News
Meta to Double AI Compute by 2027, Builds Own Chip and $13 Billion Alberta Data Center
A leaked internal memo reveals Meta plans to double its total compute capacity to 14 gigawatts by 2027, launching its own AI chip code-named Iris and a massive $13 billion data center in Alberta, Canada.
Contents
Meta has unveiled plans for a dramatic expansion of its own AI computing infrastructure. The company intends to double its total compute capacity to 14 gigawatts by 2027, begin production of its own AI chip as early as September, and build its first data center in Canada at a cost of more than $13 billion.
News of Meta's plans leaked through an internal memo obtained by Reuters. The document frames the company's strategy as an attempt to build a third computing power alongside Amazon Web Services and Microsoft Azure, one based on its own hardware rather than relying solely on chip purchases from Nvidia.
Its own chip to cut Nvidia reliance
The chip, code-named Iris, designed in partnership with Broadcom and manufactured by Taiwan's TSMC, is set to enter production as early as September 2026. Meta plans to roll out a new generation of its in-house chips roughly every six months, a pace considerably faster than the semiconductor industry's standard cycle.
The company has also signed long-term supply agreements with SanDisk, Samsung Electronics and Sumitomo Electric, covering flash memory, memory chips and fiber-optic equipment respectively.
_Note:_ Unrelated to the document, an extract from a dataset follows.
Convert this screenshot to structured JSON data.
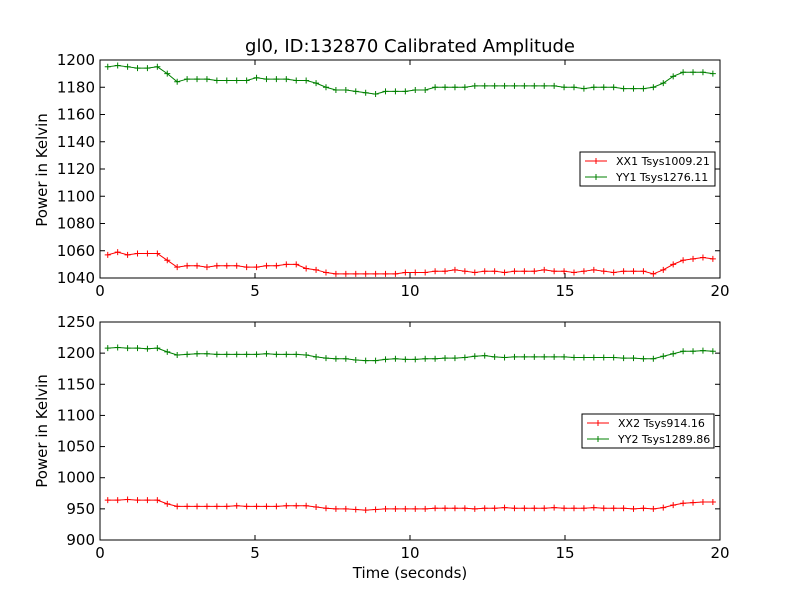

These contracts are meant to secure the supply chain for components needed to build data centers at this scale.
A data center in the heart of Alberta
The new data center will be built in Sturgeon County, northeast of Edmonton in the Canadian province of Alberta. The investment, worth more than 13 billion Canadian dollars, will initially draw on 1 gigawatt of power, with the option to expand to 1.8 gigawatts. Electricity will come from a dedicated gas-fired power plant built by a joint venture between Pembina Pipeline and Kineticor Asset Management.
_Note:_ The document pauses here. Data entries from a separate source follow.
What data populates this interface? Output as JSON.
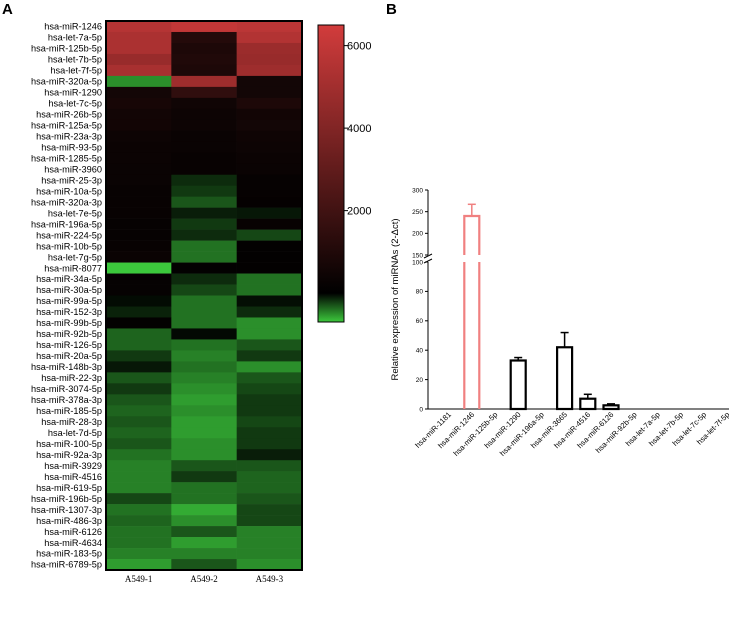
{
  "panels": {
    "a": "A",
    "b": "B"
  },
  "chart_data": [
    {
      "type": "heatmap",
      "columns": [
        "A549-1",
        "A549-2",
        "A549-3"
      ],
      "rows": [
        "hsa-miR-1246",
        "hsa-let-7a-5p",
        "hsa-miR-125b-5p",
        "hsa-let-7b-5p",
        "hsa-let-7f-5p",
        "hsa-miR-320a-5p",
        "hsa-miR-1290",
        "hsa-let-7c-5p",
        "hsa-miR-26b-5p",
        "hsa-miR-125a-5p",
        "hsa-miR-23a-3p",
        "hsa-miR-93-5p",
        "hsa-miR-1285-5p",
        "hsa-miR-3960",
        "hsa-miR-25-3p",
        "hsa-miR-10a-5p",
        "hsa-miR-320a-3p",
        "hsa-let-7e-5p",
        "hsa-miR-196a-5p",
        "hsa-miR-224-5p",
        "hsa-miR-10b-5p",
        "hsa-let-7g-5p",
        "hsa-miR-8077",
        "hsa-miR-34a-5p",
        "hsa-miR-30a-5p",
        "hsa-miR-99a-5p",
        "hsa-miR-152-3p",
        "hsa-miR-99b-5p",
        "hsa-miR-92b-5p",
        "hsa-miR-126-5p",
        "hsa-miR-20a-5p",
        "hsa-miR-148b-3p",
        "hsa-miR-22-3p",
        "hsa-miR-3074-5p",
        "hsa-miR-378a-3p",
        "hsa-miR-185-5p",
        "hsa-miR-28-3p",
        "hsa-let-7d-5p",
        "hsa-miR-100-5p",
        "hsa-miR-92a-3p",
        "hsa-miR-3929",
        "hsa-miR-4516",
        "hsa-miR-619-5p",
        "hsa-miR-196b-5p",
        "hsa-miR-1307-3p",
        "hsa-miR-486-3p",
        "hsa-miR-6126",
        "hsa-miR-4634",
        "hsa-miR-183-5p",
        "hsa-miR-6789-5p"
      ],
      "values": [
        [
          5600,
          6000,
          5800
        ],
        [
          5300,
          1100,
          5500
        ],
        [
          5300,
          900,
          4800
        ],
        [
          4700,
          1000,
          4700
        ],
        [
          5200,
          900,
          4900
        ],
        [
          -500,
          4900,
          600
        ],
        [
          600,
          1500,
          600
        ],
        [
          700,
          500,
          900
        ],
        [
          550,
          400,
          550
        ],
        [
          550,
          400,
          600
        ],
        [
          400,
          300,
          450
        ],
        [
          350,
          300,
          400
        ],
        [
          350,
          250,
          350
        ],
        [
          300,
          250,
          300
        ],
        [
          300,
          -150,
          200
        ],
        [
          250,
          -200,
          200
        ],
        [
          250,
          -300,
          150
        ],
        [
          250,
          -100,
          -80
        ],
        [
          200,
          -200,
          250
        ],
        [
          200,
          -150,
          -250
        ],
        [
          250,
          -400,
          100
        ],
        [
          300,
          -400,
          100
        ],
        [
          -700,
          100,
          100
        ],
        [
          200,
          -150,
          -400
        ],
        [
          200,
          -250,
          -400
        ],
        [
          -40,
          -400,
          -50
        ],
        [
          -120,
          -400,
          -150
        ],
        [
          100,
          -400,
          -500
        ],
        [
          -350,
          -30,
          -500
        ],
        [
          -350,
          -400,
          -300
        ],
        [
          -200,
          -450,
          -200
        ],
        [
          -80,
          -400,
          -500
        ],
        [
          -300,
          -450,
          -300
        ],
        [
          -200,
          -500,
          -250
        ],
        [
          -300,
          -550,
          -200
        ],
        [
          -350,
          -500,
          -200
        ],
        [
          -300,
          -550,
          -250
        ],
        [
          -350,
          -550,
          -200
        ],
        [
          -300,
          -500,
          -200
        ],
        [
          -400,
          -500,
          -100
        ],
        [
          -450,
          -300,
          -300
        ],
        [
          -450,
          -200,
          -350
        ],
        [
          -450,
          -400,
          -350
        ],
        [
          -250,
          -400,
          -300
        ],
        [
          -400,
          -600,
          -250
        ],
        [
          -350,
          -500,
          -250
        ],
        [
          -400,
          -300,
          -450
        ],
        [
          -400,
          -550,
          -450
        ],
        [
          -450,
          -450,
          -450
        ],
        [
          -550,
          -300,
          -500
        ]
      ],
      "colorbar": {
        "ticks": [
          "2000",
          "4000",
          "6000"
        ],
        "min": -700,
        "max": 6500,
        "colors": [
          "#3cc83c",
          "#000000",
          "#d23c3c"
        ]
      }
    },
    {
      "type": "bar",
      "categories": [
        "hsa-miR-1181",
        "hsa-miR-1246",
        "hsa-miR-125b-5p",
        "hsa-miR-1290",
        "hsa-miR-196a-5p",
        "hsa-miR-3665",
        "hsa-miR-4516",
        "hsa-miR-6126",
        "hsa-miR-92b-5p",
        "hsa-let-7a-5p",
        "hsa-let-7b-5p",
        "hsa-let-7c-5p",
        "hsa-let-7f-5p"
      ],
      "values": [
        0,
        240,
        0,
        33,
        0,
        42,
        7,
        2.5,
        0,
        0,
        0,
        0,
        0
      ],
      "errors": [
        0,
        27,
        0,
        2,
        0,
        10,
        3,
        1,
        0,
        0,
        0,
        0,
        0
      ],
      "highlight_color": "#f08080",
      "ylabel": "Relative expression of miRNAs (2-Δct)",
      "yticks_lower": [
        "0",
        "20",
        "40",
        "60",
        "80",
        "100"
      ],
      "yticks_upper": [
        "150",
        "200",
        "250",
        "300"
      ],
      "axis_break": [
        100,
        150
      ]
    }
  ]
}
We believe a data center can only succeed if the community succeeds alongside it, and we want Sturgeon County to thrive - Gary Demasi, Vice President of Data Center Strategy, Meta
Alberta Premier Danielle Smith pointed to the investment as evidence of the province's growing importance in the global race for AI infrastructure. Sturgeon County Mayor Alanna Hnatiw, meanwhile, stressed that the region is becoming part of an emerging Canadian energy-and-compute corridor, bringing both economic opportunity and new responsibilities.
Market reaction and doubts
News of the chip plans and infrastructure buildout sent Meta shares up several percent in a single day, and over the week the stock posted its biggest gain since February 2024, adding roughly $13 billion to Mark Zuckerberg's net worth. Investor enthusiasm cooled somewhat after leaked excerpts from an internal company meeting revealed that Zuckerberg had admitted Meta's AI agent development had not accelerated as fast as the company had expected.
That gap highlights the tension between two tracks of Meta's strategy: aggressively building out hardware infrastructure on one hand, while facing uncertainty over the pace of real progress in its AI models and products on the other. Investors are watching ever more closely whether tens of billions of dollars in spending are translating into proportional product progress.
Implications for the global AI market
Meta's decision to build its own chips fits a broader trend among the largest tech companies seeking to reduce their dependence on Nvidia and lower the unit cost of compute. Google is already pursuing a similar path with its TPU chips, as is Amazon with its Trainium chips, signaling growing competition in the market for specialized AI processors.
For Polish companies using cloud services and AI models hosted by the big platforms, this could mean greater availability of compute capacity in the medium term, along with possible downward pressure on inference pricing once infrastructure supply starts catching up with demand. The scale of the investment also shows just how capital-intensive the race for AI advantage has become.